Anche la CIGO segue una dinamica simile: nel 3° trimestre 2025 si registrano 785.200 ore, rispetto alle 1.083.684 del trimestre precedente, con una riduzione del –27,5%. Si osserva invece un leggero aumento rispetto alle 728.350 ore del 3° trimestre 2024, pari a un +7,8%, segno che alcune difficoltà operative non risultano completamente rientrate.
Particolarmente significativa è la dinamica della CIGS che passa dalle 490.748 ore registrate nel secondo trimestre a 253.002 nel terzo trimestre 2025, con una diminuzione del –48,4%. Nel confronto con il 3° trimestre 2024 (381.896 ore), le ore del 2025 risultano inferiori del –33,7%, suggerendo una progressiva riduzione delle situazioni di crisi più strutturali e complesse.
Ore di CIG autorizzate a Monza Brianza 3° Trimestre 2025 vs 2° Trimestre 2025 vs 3° Trimestre 2024

Il settore metalmeccanico si conferma il più interessato dal fenomeno anche in questo 3° trimestre 2025, con una percentuale (+15%) in crescita anche rispetto al trimestre precedente (passa dal 60% al 75%). Si conferma quindi la grande crisi che sta colpendo il settore trasversalmente, con richieste di cassa integrazione che diventano spesso un tentativo in extremis per traghettare le aziende in sofferenza verso acquirenti o investitori che ne rilancino la produzione. È questo il caso di Edim, la fonderia villasantese del gruppo Bosch, che da mesi è sul mercato in cerca di un compratore che dia una reale prospettiva industriale e occupazionale all’azienda. Per salvaguardare il reddito dei lavoratori, lo scorso 8 gennaio è stata firmata la proroga della CISGS fino a maggio. Una nuova proroga di 6 mesi di cassa integrazione, invece, sosterrà le lavoratrici e i lavoratori della Candy di Brugherio in questa ultima fase del piano di trasformazione della struttura produttiva ad hub logistico. Più preoccupante la situazione in Peg Perego che, dopo anni di utilizzo degli ammortizzatori sociali, a marzo 2026 terminerà le ultime ore di cassa integrazione disponibile senza che nel frattempo si sia concretizzata alcuna alternativa che garantisca un futuro all’azienda.

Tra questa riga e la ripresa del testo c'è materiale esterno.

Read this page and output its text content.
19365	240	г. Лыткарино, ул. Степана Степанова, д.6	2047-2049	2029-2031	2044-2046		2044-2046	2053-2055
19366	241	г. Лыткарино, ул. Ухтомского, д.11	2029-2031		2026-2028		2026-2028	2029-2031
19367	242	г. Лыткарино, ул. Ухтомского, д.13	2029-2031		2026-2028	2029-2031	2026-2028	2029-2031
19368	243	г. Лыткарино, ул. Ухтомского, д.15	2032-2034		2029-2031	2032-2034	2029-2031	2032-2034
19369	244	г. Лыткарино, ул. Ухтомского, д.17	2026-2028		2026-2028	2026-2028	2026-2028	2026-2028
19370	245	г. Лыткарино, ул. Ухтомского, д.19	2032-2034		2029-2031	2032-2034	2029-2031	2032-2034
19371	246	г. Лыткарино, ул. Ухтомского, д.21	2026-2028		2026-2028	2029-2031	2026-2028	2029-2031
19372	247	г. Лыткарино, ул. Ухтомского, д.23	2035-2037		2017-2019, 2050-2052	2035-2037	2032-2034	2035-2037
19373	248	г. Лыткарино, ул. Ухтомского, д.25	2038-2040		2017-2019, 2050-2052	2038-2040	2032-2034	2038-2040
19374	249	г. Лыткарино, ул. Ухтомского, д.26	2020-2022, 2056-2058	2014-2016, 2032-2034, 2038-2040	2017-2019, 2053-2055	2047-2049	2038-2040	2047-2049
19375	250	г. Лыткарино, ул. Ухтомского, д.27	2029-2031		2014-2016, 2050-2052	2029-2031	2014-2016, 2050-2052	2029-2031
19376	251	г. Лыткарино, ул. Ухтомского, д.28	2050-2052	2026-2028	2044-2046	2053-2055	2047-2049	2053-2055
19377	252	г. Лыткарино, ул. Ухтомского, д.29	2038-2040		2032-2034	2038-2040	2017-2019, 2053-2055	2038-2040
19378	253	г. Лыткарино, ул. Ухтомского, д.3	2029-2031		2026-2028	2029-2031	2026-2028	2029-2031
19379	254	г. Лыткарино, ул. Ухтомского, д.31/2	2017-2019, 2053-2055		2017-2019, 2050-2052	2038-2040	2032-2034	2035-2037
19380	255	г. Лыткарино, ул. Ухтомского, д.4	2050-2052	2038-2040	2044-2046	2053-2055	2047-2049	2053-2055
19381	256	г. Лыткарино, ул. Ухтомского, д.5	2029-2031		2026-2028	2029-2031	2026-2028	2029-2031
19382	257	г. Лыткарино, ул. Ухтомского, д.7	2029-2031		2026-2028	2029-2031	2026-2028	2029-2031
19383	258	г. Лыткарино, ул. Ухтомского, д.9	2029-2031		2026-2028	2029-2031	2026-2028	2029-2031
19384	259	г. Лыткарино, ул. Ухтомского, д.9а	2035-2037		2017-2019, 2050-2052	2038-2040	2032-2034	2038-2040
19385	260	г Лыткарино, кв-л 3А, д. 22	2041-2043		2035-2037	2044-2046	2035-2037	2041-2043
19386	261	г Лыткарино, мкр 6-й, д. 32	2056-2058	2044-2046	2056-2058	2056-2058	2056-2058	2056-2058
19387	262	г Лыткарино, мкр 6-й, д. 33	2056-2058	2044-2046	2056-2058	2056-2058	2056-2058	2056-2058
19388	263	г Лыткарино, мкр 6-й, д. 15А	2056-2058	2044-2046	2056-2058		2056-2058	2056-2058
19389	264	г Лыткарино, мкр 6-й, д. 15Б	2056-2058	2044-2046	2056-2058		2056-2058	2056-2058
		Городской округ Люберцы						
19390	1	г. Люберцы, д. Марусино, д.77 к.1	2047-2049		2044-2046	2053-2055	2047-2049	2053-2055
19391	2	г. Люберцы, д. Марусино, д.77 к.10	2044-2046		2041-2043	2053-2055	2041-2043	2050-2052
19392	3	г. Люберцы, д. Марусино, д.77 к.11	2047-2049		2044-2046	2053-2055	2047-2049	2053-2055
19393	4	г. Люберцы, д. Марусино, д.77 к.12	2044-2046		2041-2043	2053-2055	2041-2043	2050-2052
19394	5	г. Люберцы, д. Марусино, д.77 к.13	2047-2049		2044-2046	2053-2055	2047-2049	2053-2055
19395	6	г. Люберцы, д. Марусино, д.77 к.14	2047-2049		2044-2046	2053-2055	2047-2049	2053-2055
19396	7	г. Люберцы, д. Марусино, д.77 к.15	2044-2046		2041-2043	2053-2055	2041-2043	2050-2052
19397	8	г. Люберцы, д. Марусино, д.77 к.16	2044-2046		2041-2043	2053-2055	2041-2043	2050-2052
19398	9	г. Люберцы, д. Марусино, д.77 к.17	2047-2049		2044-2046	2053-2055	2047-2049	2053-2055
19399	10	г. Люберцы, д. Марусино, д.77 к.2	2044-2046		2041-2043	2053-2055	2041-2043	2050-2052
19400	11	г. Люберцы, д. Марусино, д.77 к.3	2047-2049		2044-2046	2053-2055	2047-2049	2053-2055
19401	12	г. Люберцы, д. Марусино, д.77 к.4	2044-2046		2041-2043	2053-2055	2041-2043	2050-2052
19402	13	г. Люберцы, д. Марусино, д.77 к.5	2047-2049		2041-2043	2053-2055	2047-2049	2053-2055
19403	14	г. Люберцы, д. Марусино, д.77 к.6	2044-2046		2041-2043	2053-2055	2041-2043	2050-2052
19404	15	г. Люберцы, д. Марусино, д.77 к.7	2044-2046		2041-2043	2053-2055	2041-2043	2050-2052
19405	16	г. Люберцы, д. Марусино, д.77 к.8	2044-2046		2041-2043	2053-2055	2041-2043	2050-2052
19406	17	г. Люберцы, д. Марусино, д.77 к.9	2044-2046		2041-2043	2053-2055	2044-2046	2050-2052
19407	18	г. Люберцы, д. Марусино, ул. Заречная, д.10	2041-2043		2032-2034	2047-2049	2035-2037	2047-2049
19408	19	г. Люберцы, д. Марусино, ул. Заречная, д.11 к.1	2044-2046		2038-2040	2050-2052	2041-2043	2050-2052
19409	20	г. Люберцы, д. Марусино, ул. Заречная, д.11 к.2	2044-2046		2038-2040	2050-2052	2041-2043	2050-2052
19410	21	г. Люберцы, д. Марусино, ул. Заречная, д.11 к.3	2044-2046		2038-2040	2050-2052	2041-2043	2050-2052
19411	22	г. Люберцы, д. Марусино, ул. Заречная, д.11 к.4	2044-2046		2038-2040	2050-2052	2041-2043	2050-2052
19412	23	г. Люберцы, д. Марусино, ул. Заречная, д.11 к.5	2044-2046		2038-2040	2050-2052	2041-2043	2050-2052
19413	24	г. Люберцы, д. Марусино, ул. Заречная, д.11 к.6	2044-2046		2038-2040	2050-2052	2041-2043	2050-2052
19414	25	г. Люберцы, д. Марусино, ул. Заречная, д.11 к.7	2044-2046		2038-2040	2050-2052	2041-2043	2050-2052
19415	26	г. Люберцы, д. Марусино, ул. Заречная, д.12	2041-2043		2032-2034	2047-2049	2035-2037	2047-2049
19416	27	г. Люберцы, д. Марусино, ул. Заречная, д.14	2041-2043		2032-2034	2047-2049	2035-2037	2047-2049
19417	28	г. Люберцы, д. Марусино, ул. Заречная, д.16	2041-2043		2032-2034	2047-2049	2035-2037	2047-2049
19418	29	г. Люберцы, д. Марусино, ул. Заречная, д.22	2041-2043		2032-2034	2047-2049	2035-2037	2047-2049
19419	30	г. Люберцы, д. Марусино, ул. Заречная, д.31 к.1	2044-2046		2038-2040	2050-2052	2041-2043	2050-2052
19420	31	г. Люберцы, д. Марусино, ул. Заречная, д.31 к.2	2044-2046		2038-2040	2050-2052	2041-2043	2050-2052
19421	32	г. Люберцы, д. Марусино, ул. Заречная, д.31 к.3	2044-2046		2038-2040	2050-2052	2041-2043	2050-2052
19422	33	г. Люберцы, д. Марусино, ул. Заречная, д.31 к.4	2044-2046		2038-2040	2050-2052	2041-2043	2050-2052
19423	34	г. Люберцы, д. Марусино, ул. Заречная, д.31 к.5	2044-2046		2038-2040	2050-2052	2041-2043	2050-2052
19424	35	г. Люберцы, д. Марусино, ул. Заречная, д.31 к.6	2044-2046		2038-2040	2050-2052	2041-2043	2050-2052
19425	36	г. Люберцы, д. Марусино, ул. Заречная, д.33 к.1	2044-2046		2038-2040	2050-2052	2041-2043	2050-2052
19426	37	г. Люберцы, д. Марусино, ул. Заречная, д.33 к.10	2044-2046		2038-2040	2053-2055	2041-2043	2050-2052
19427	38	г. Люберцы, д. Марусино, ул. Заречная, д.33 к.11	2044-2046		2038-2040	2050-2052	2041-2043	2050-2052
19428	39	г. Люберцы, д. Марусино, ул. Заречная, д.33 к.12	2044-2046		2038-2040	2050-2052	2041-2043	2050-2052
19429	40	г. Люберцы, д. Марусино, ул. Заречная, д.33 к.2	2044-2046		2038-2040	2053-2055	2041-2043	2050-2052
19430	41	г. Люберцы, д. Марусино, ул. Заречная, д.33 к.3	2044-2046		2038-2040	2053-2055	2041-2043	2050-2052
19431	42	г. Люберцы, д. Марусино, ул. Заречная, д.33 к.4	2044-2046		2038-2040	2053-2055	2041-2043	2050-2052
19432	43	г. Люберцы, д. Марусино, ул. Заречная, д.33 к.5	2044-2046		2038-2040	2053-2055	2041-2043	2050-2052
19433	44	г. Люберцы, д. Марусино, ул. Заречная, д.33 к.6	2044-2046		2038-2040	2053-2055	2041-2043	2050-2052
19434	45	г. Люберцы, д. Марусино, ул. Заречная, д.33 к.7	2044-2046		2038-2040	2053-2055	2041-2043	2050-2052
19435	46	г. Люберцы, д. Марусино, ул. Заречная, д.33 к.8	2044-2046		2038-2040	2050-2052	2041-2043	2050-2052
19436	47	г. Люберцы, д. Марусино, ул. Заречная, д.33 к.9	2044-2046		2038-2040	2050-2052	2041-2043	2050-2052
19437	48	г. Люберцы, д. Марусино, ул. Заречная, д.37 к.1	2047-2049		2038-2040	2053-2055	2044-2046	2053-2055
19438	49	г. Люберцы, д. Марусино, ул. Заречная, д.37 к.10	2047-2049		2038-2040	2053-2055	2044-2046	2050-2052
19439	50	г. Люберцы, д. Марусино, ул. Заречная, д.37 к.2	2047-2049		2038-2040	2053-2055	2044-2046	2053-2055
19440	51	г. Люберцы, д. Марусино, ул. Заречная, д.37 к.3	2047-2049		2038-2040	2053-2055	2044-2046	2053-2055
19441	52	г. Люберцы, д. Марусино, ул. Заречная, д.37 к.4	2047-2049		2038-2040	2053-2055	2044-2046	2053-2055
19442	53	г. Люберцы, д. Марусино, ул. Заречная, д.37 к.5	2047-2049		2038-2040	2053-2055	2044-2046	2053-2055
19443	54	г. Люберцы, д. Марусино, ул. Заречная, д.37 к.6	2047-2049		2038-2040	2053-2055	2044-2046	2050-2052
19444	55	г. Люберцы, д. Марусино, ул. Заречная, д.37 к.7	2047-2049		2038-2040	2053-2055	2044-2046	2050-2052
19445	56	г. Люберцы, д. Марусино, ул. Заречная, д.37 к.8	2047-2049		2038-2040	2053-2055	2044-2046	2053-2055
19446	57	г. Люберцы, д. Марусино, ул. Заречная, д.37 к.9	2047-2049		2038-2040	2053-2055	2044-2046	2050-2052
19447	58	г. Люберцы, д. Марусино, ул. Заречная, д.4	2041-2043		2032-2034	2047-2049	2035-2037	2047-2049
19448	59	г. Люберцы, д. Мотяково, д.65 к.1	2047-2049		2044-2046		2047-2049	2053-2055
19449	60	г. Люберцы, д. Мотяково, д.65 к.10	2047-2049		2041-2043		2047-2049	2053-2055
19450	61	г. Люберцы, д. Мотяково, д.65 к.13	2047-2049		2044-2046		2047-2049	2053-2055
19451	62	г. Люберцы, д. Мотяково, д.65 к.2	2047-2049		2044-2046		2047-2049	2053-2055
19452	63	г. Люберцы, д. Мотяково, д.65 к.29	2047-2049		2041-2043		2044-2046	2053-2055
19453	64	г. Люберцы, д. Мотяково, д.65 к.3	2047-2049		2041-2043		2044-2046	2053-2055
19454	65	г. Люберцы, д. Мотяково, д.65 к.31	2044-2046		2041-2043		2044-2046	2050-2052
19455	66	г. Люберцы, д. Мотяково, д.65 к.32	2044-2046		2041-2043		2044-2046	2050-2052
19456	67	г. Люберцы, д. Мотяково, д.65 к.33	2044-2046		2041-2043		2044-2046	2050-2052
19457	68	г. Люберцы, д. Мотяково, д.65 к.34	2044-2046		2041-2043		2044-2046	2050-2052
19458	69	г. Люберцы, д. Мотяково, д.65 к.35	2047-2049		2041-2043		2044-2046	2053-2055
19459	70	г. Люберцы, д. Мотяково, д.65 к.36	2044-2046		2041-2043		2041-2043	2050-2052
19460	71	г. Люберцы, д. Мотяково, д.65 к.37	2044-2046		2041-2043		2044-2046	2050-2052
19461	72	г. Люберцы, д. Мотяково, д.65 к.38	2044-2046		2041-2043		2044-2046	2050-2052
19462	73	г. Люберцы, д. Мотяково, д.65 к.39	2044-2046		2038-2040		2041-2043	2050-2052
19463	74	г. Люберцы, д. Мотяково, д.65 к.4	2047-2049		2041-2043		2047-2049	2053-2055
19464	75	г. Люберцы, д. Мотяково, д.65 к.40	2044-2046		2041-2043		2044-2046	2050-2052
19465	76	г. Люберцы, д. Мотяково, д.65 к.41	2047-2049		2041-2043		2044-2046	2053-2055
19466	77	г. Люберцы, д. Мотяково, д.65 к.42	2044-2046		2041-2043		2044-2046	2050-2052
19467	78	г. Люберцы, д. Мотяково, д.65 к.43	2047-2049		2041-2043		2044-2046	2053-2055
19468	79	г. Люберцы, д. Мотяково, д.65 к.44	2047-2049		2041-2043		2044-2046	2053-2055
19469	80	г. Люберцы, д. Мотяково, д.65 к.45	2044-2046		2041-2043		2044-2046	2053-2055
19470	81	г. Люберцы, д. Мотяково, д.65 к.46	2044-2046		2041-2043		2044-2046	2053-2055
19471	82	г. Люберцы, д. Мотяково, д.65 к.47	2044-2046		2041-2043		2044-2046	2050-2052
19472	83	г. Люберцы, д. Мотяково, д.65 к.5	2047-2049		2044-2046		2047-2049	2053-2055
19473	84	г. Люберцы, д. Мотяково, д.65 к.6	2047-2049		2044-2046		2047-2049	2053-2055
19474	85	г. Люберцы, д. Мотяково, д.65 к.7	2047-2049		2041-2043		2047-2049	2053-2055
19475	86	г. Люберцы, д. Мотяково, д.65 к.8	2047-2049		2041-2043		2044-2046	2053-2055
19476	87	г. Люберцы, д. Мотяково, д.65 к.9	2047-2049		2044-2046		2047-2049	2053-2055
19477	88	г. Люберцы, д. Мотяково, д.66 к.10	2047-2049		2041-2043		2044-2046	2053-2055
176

Cresce il ricorso alla cassa integrazione anche nel tessile (dal 9% all’11%) e nella chimica/gomma plastica (dal 2% al 6%), mentre edilizia e carta/stampa/editoria registrano variazioni contenute. Resta stabile anche il settore alimentare (2%) con qualche preoccupazione per l’azienda Delicatesse in cerca di investitori che possano aiutare a rilanciare la produzione. Si osserva invece l’assenza tra i settori più interessati dalla cassa integrazione nel terzo trimestre 2025 del commercio (era il 17% nel 2° trim 2025) e del trasporto/comunicazioni (era al 5%).
Il confronto tra 3° trimestre 2025 e 3° trimestre 2024, evidenzia un cambiamento strutturale ancora più marcato. Nel metalmeccanico aumenta significativamente l’utilizzo della cassa integrazione, dal 49% al 75% (+26), mentre tutti gli altri comparti vedono una riduzione dell’incidenza: il tessile scende dal 17% all’11%, la chimica/gomma plastica dal 12% al 6%, l’edilizia dal 7% al 5% e soprattutto la carta/stampa/editoria, che passa dal 15% a appena l’1%. Nel complesso emerge quindi una forte polarizzazione della CIG sul settore metalmeccanico nel 2025, sia rispetto al trimestre precedente sia rispetto allo stesso periodo del 2024.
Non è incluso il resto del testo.